Trois kilomètres plus haut, dans le centre-ville de Rusizi, la situation est la même au marché central de Rusizi, notamment pour la partie réservée aux produits agricoles. Ici aussi, plusieurs étals sont vides, les vendeurs ont déménagé. Les explications sont les mêmes : « Les restrictions dues au Covid-19 », « Les clients bloqués à Bukavu », « L’exode de commerçants vers Bukavu ». Il s’y ajoute un autre problème pas encourageant pour les affaires : « Il y a trop de taxes or trop de taxes tuent les taxes !

En ces temps difficiles de pandémie, « en plus du loyer et des taxes ordinaires, il y a les frais de sécurité, ceux d’hygiène mais aussi d’autres imposées comme si de rien n’était », se lamente un boutiquier derrière son étagère à moitié vide.

Une résurrection possible ?

Si l’ancienne vendeuse Mariam revient à la frontière presque chaque jour, c’est pour voir si « le soleil s’est levé sur un jour nouveau ». Pour elle, cela signifie « le retour des clients, la reprise de son commerce et la fin d’un cauchemar ». Voilà qui cristallise le souhait de tous les désœuvrés de Rusizi : le retour à la maison de leurs pairs qui ont déménagé à Bukavu et avec eux les clients congolais ! Parmi les mesures attendues, il y a « la flexibilité des mesures de passage à la frontière, de chaque côté, bien sûr dans le strict respect des mesures contre la propagation de la Covid-19 », telle que le suggère le vendeur Peter Rudasingwa.
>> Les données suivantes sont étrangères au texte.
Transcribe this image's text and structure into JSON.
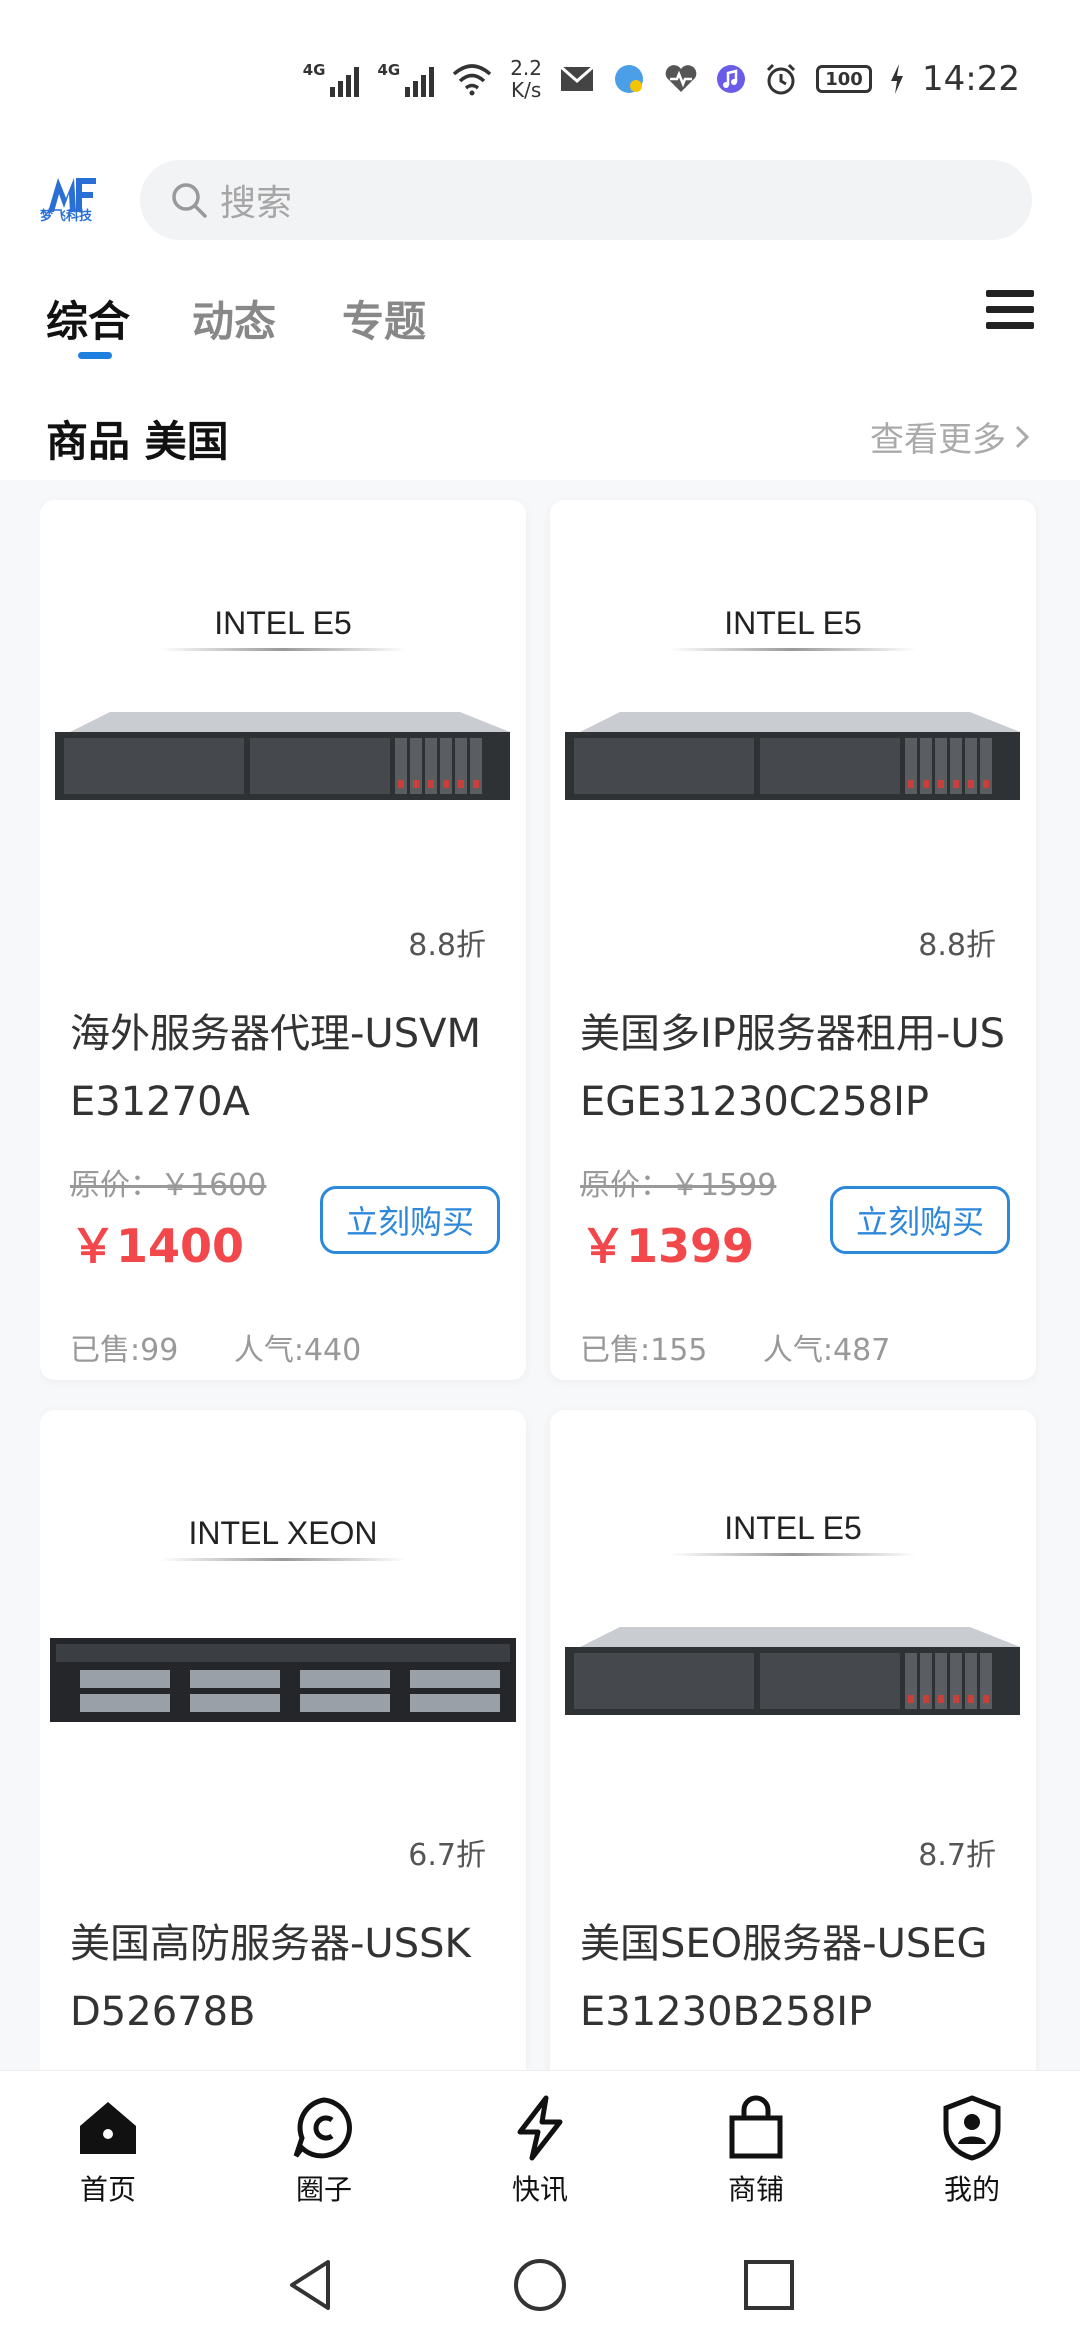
{
  "status_bar": {
    "net1": "4G",
    "net2": "4G",
    "speed_value": "2.2",
    "speed_unit": "K/s",
    "battery": "100",
    "time": "14:22"
  },
  "header": {
    "logo_text": "梦飞科技",
    "search_placeholder": "搜索"
  },
  "tabs": [
    {
      "label": "综合",
      "active": true
    },
    {
      "label": "动态",
      "active": false
    },
    {
      "label": "专题",
      "active": false
    }
  ],
  "section": {
    "title": "商品 美国",
    "more": "查看更多"
  },
  "products": [
    {
      "image_caption": "INTEL E5",
      "discount": "8.8折",
      "name": "海外服务器代理-USVME31270A",
      "original_price": "原价：￥1600",
      "price": "￥1400",
      "buy_label": "立刻购买",
      "sold": "已售:99",
      "popularity": "人气:440"
    },
    {
      "image_caption": "INTEL E5",
      "discount": "8.8折",
      "name": "美国多IP服务器租用-USEGE31230C258IP",
      "original_price": "原价：￥1599",
      "price": "￥1399",
      "buy_label": "立刻购买",
      "sold": "已售:155",
      "popularity": "人气:487"
    },
    {
      "image_caption": "INTEL XEON",
      "discount": "6.7折",
      "name": "美国高防服务器-USSKD52678B"
    },
    {
      "image_caption": "INTEL E5",
      "discount": "8.7折",
      "name": "美国SEO服务器-USEGE31230B258IP"
    }
  ],
  "bottom_nav": [
    {
      "label": "首页",
      "icon": "home-icon"
    },
    {
      "label": "圈子",
      "icon": "circle-icon"
    },
    {
      "label": "快讯",
      "icon": "lightning-icon"
    },
    {
      "label": "商铺",
      "icon": "shopping-bag-icon"
    },
    {
      "label": "我的",
      "icon": "user-shield-icon"
    }
  ],
  "colors": {
    "accent": "#1e7fe0",
    "price": "#f2474b",
    "buy_border": "#2d87db"
  }
}
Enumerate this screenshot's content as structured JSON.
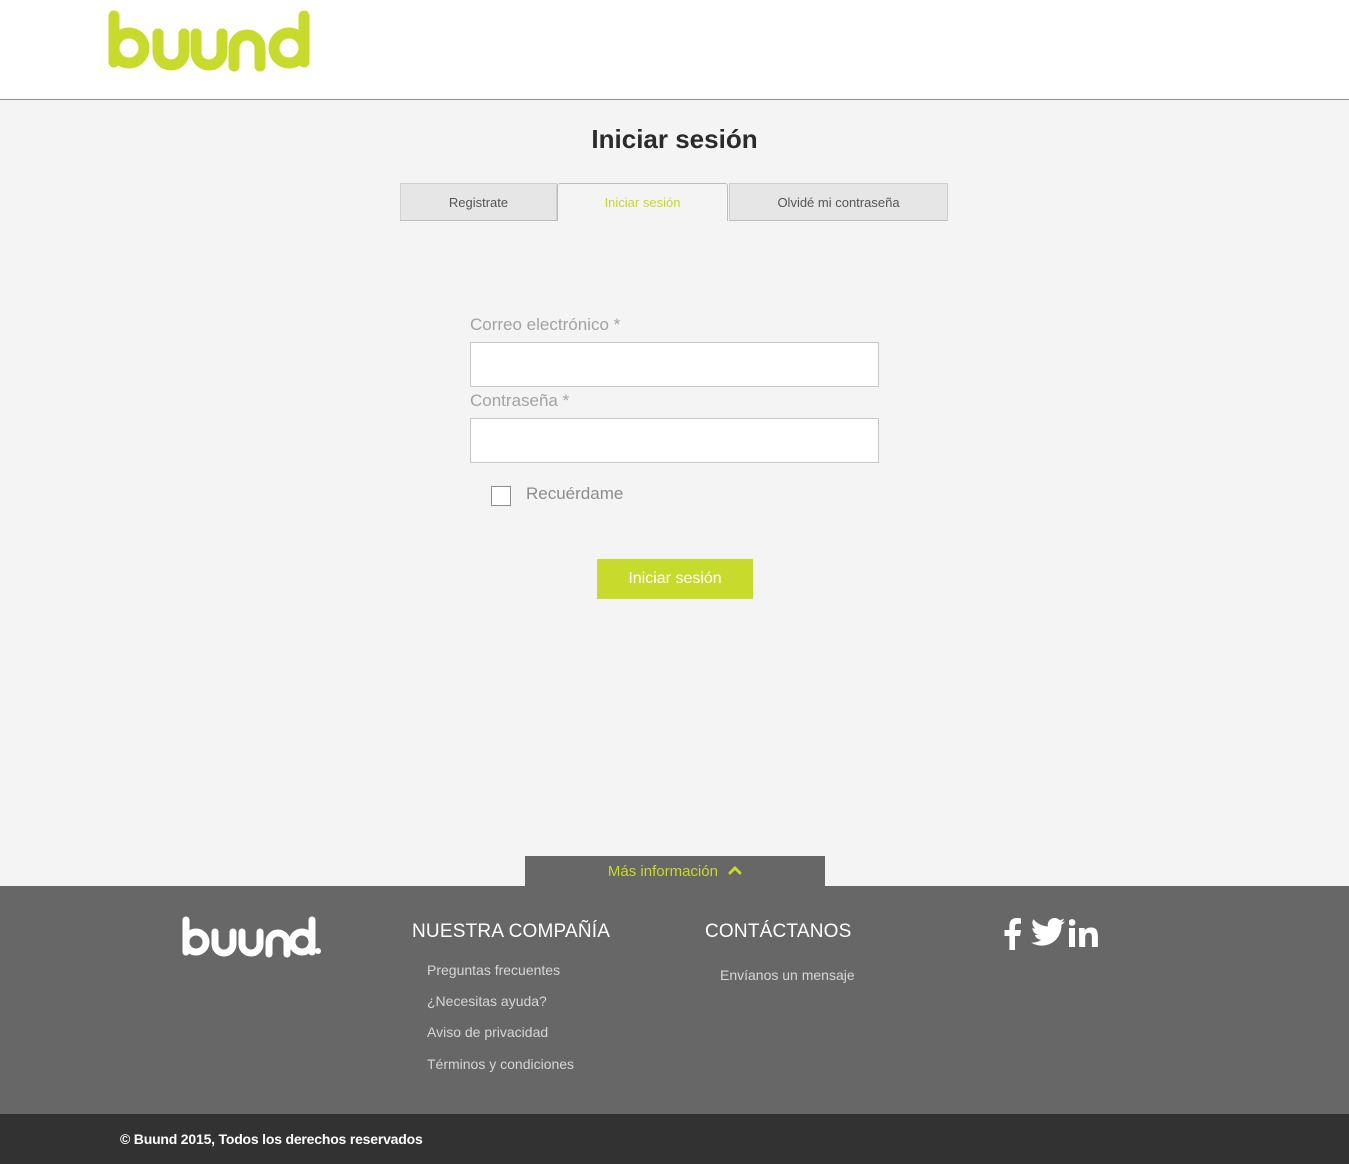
{
  "header": {
    "logo_text": "buund"
  },
  "page": {
    "title": "Iniciar sesión"
  },
  "tabs": [
    {
      "label": "Registrate",
      "active": false
    },
    {
      "label": "Iniciar sesión",
      "active": true
    },
    {
      "label": "Olvidé mi contraseña",
      "active": false
    }
  ],
  "form": {
    "email_label": "Correo electrónico *",
    "email_value": "",
    "password_label": "Contraseña *",
    "password_value": "",
    "remember_label": "Recuérdame",
    "remember_checked": false,
    "submit_label": "Iniciar sesión"
  },
  "more_info": {
    "label": "Más información",
    "icon": "chevron-up-icon"
  },
  "footer": {
    "logo_text": "buund.",
    "company": {
      "title": "NUESTRA COMPAÑÍA",
      "links": [
        "Preguntas frecuentes",
        "¿Necesitas ayuda?",
        "Aviso de privacidad",
        "Términos y condiciones"
      ]
    },
    "contact": {
      "title": "CONTÁCTANOS",
      "links": [
        "Envíanos un mensaje"
      ]
    },
    "social": [
      "facebook-icon",
      "twitter-icon",
      "linkedin-icon"
    ],
    "copyright": "© Buund 2015, Todos los derechos reservados"
  },
  "colors": {
    "accent": "#c8da2b",
    "footer_bg": "#676767",
    "bottom_bar": "#323232",
    "page_bg": "#f4f4f4"
  }
}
Selon la ministre rwandaise du Commerce et de l’Industrie, Béata Habyarimana, qui s’est récemment rendue à la frontière de Rusizi, l’État prévoit des pourparlers avec les commerçants rwandais installés à Bukavu pour les exhorter à rentrer et reprendre leurs activités dans leur ville. Déjà, selon la vice-maire chargée du développement économique dans le district de Rusizi, Léoncie Kankindi, il y a eu des pourparlers entre les dirigeants de la province de l’Ouest, côté rwandais, et du Sud-Kivu côté RDC. Au menu, en plus de l’autorisation du trafic de certains produits congolais vers le Rwanda, cela a concerné « l’utilisation des jetons pour traverser la frontière », mais aussi « les mouvements transfrontaliers dans le respect des mesures de prévention du Covid-19 ».